The Meridians(42)



On rare occasions a student would come to visit him during that first hour, clutching a hall pass and with special permission from the principal to come and see Scott on some emergency or other. When that happened, Scott was invariably cranky and snappish, as though he resented the students' intrusions into his time of remembering, his sanctuary of memory. He knew it was happening, knew he was angry and acting out against the student, but was helpless to stop it. After all, who else could he act out against? God? God, he had decided, was either a myth or a petty creature so small that he was determined to make the world an uglier place by stealing people of beauty and life like his family. So all that was left was to take solace in his memories, and that meant that when his memories were interrupted, he could only respond angrily at the person who had interrupted them, even if the person was otherwise innocent.

It was unfair, Scott knew, but he was also powerless to stop it from happening. The students learned within a year or two of his arrival that bothering Mr. Cowley during his free period was not a good idea, so now, eight years after his arrival at the school, Scott had one full hour each day where he was able to think of his family, was able to revel in their memory, was able to bathe himself in the purity of his past.

Only he knew it was a lie.

Because each year the memories grew more ephemeral, less grounded in reality. Each year, his son's smile widened in his mind, his wife's laugh became ever brighter and happier. Soon, he knew he was no longer even remembering his family, but was instead remembering crude caricatures of them, "perfect" versions of the flawed, imperfect beings he had lived with in happiness for so long. And the perfect versions were not nearly as satisfying. Part of what had made his marriage great, he came to realize, was not the absence of fights with Amy, but rather the fact that each fight ended in making up. It was not that his son listened to him and did everything right the first time out of the gate, but rather the fact that Scott had to work to help him to learn and grow. His life with Amy and Chad had consisted not merely of "good" moments, but of harder times that served to illuminate the good times by giving them a point of comparison.

But more and more in his memory, he was remembering the good and forgetting the bad. In his mind he never fought with his wife, never had a disagreement with his son. In his mind dinner was always ready on time, and rooms were always clean, and teeth were brushed at bedtime and no one fussed when the time came to put away toys. In his mind, the languid disease of perfection stole from him the reality of the hard-earned victories and the lovingly won triumphs. He was no longer living in a past that was real, but only a flawed version of it, only a version where everything was perfect, and so nothing had any real value at all.

But in spite of this, in spite of the fact that he knew his memories resembled the realities they were modeled on a little less each day, Scott could not help but spend time staring blankly at the wall during that terrible first period, sinking deeper and deeper into remembrances of a past that never really happened, because the past that had occurred - the real past, the flawed, imperfect, difficult, wonderful past - was far too complex and wondrous to be encompassed by anything as frail as human memory.

So he hated first period. Because he both felt himself passing into a falsehood of perfection...and still couldn't help drinking it in, like a thirsty man drinking seawater, all the while knowing that it would just make him thirstier and sick, but unable to stop nonetheless.

Today was no exception to that rule, either. He came in early, passing through the main office as he always did, gathering the day's announcements and various other items from his mail cubby. He did this as quickly as possible, hoping against hope to get in and out of the office undetected, but as usual he failed in this mission.

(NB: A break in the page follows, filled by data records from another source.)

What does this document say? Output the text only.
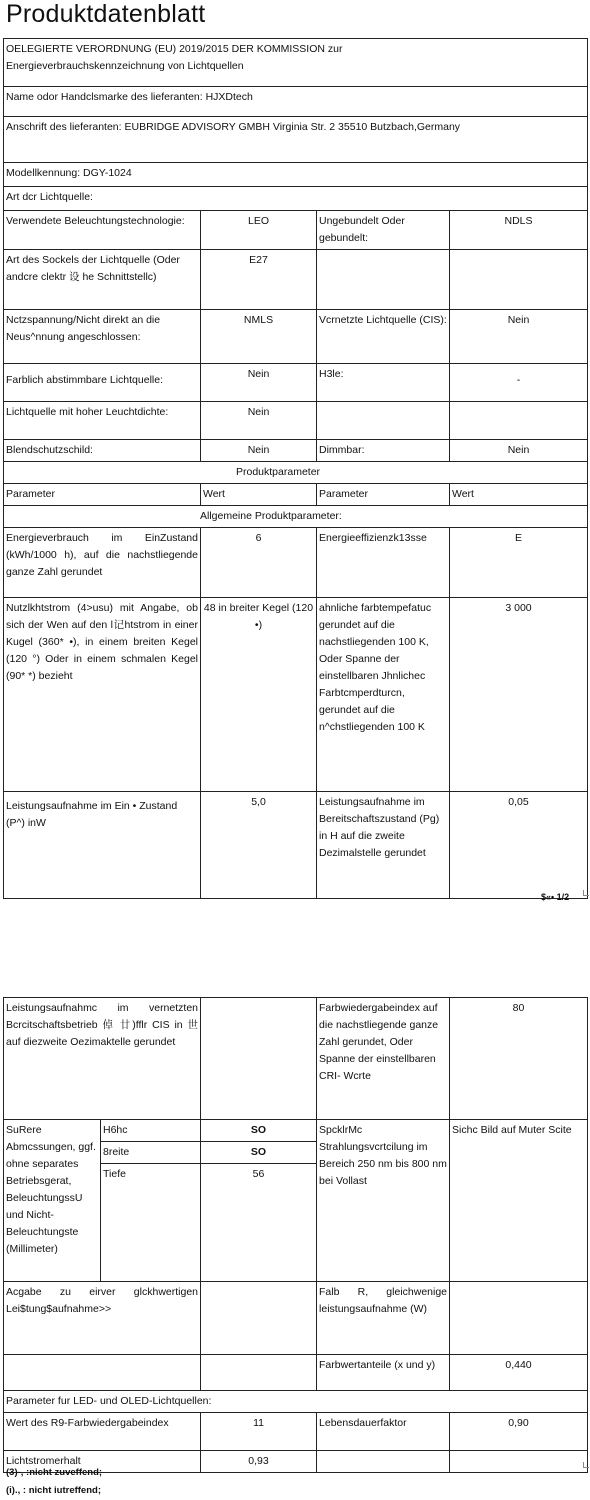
Produktdatenblatt
OELEGIERTE VERORDNUNG (EU) 2019/2015 DER KOMMISSION zur
Energieverbrauchskennzeichnung von Lichtquellen			

Name odor Handclsmarke des lieferanten: HJXDtech			
Anschrift des lieferanten: EUBRIDGE ADVISORY GMBH Virginia Str. 2 35510 Butzbach,Germany			
Modellkennung: DGY-1024			
Art dcr Lichtquelle:			
Verwendete Beleuchtungstechnologie:	LEO	Ungebundelt Oder gebundelt:	NDLS
Art des Sockels der Lichtquelle (Oder andcre clektr 设 he Schnittstellc)	E27		
Nctzspannung/Nicht direkt an die Neus^nnung angeschlossen:	NMLS	Vcrnetzte Lichtquelle (CIS):	Nein
Farblich abstimmbare Lichtquelle:	Nein	H3le:	-
Lichtquelle mit hoher Leuchtdichte:	Nein		
Blendschutzschild:	Nein	Dimmbar:	Nein
Produktparameter			
Parameter	Wert	Parameter	Wert
Allgemeine Produktparameter:			
Energieverbrauch im EinZustand (kWh/1000 h), auf die nachstliegende ganze Zahl gerundet	6	Energieeffizienzk13sse	E
Nutzlkhtstrom (4>usu) mit Angabe, ob sich der Wen auf den l记htstrom in einer Kugel (360* •), in einem breiten Kegel (120 °) Oder in einem schmalen Kegel (90* *) bezieht	48 in breiter Kegel (120 •)	ahnliche farbtempefatuc gerundet auf die nachstliegenden 100 K, Oder Spanne der einstellbaren Jhnlichec Farbtcmperdturcn, gerundet auf die n^chstliegenden 100 K	3 000
Leistungsaufnahme im Ein • Zustand (P^) inW	5,0	Leistungsaufnahme im Bereitschaftszustand (Pg) in H auf die zweite Dezimalstelle gerundet	0,05
$«• 1/2
Leistungsaufnahmc im vernetzten Bcrcitschaftsbetrieb 倬 廿)fflr CIS in 世 auf diezweite Oezimaktelle gerundet			Farbwiedergabeindex auf die nachstliegende ganze Zahl gerundet, Oder Spanne der einstellbaren CRI- Wcrte	80
SuRere Abmcssungen, ggf. ohne separates Betriebsgerat, BeleuchtungssU und Nicht-Beleuchtungste (Millimeter)	H6hc	SO	SpcklrMc Strahlungsvcrtcilung im Bereich 250 nm bis 800 nm bei Vollast	Sichc Bild auf Muter Scite
	8reite	SO		
	Tiefe	56		
Acgabe zu eirver glckhwertigen Lei$tung$aufnahme>>			Falb R, gleichwenige leistungsaufnahme (W)	
			Farbwertanteile (x und y)	0,440
Parameter fur LED- und OLED-Lichtquellen:				
Wert des R9-Farbwiedergabeindex		11	Lebensdauerfaktor	0,90
Lichtstromerhalt		0,93		
(3)-, :nicht zuveffend;
(і)., : nicht iutreffend;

"Hi, stranger!" said a high, chirping voice.

Scott pasted a smile on his face as he turned to face the source of the voice, but inwardly he cringed. Cheryl Armstrong, the school's new secretary, was standing behind him, her perfume wafting about her in an almost visible cloud. She had started work at Meridian High School a few months before, when the school's previous secretary left to have a baby and had decided not to return to her job in favor of remaining a full-time mother, and had immediately decided that she was either in love with Scott or that he would make a great fixer-upper project. Scott wasn't sure which it was, and wasn't sure if there was even a difference in Cheryl's eyes.

Either way, she seemed to be at his elbow at every turn, as though she were some kind of a strangely smiling spirit determined to haunt him out of his misery.

"Hi, Cheryl," he answered, then fell silent. Part of the problem with Cheryl was that she was clearly interested in him, and he didn't know how to react to that. He knew that Amy was gone, had no illusions about that, and also knew that most of his friends in Meridian were of the opinion that he had "suffered enough" and should "move on." Whatever that meant. As though there was some quota of suffering that, once filled, entitled a person to live their lives worry free from that point on.

But Scott knew that was not the case. The one constant in life was suffering. And no amount of it could ever satisfy the cruelties of a universe that demanded happiness like a tribute; that demanded blood like a tyrannical ruler determined to prove his worth by sacrificing any who dared to find joy under his reign.

Cheryl, in fact, proved that fact, because almost nothing made Scott suffer more than having to brave the morning ritual that had come to define his relationship with Cheryl.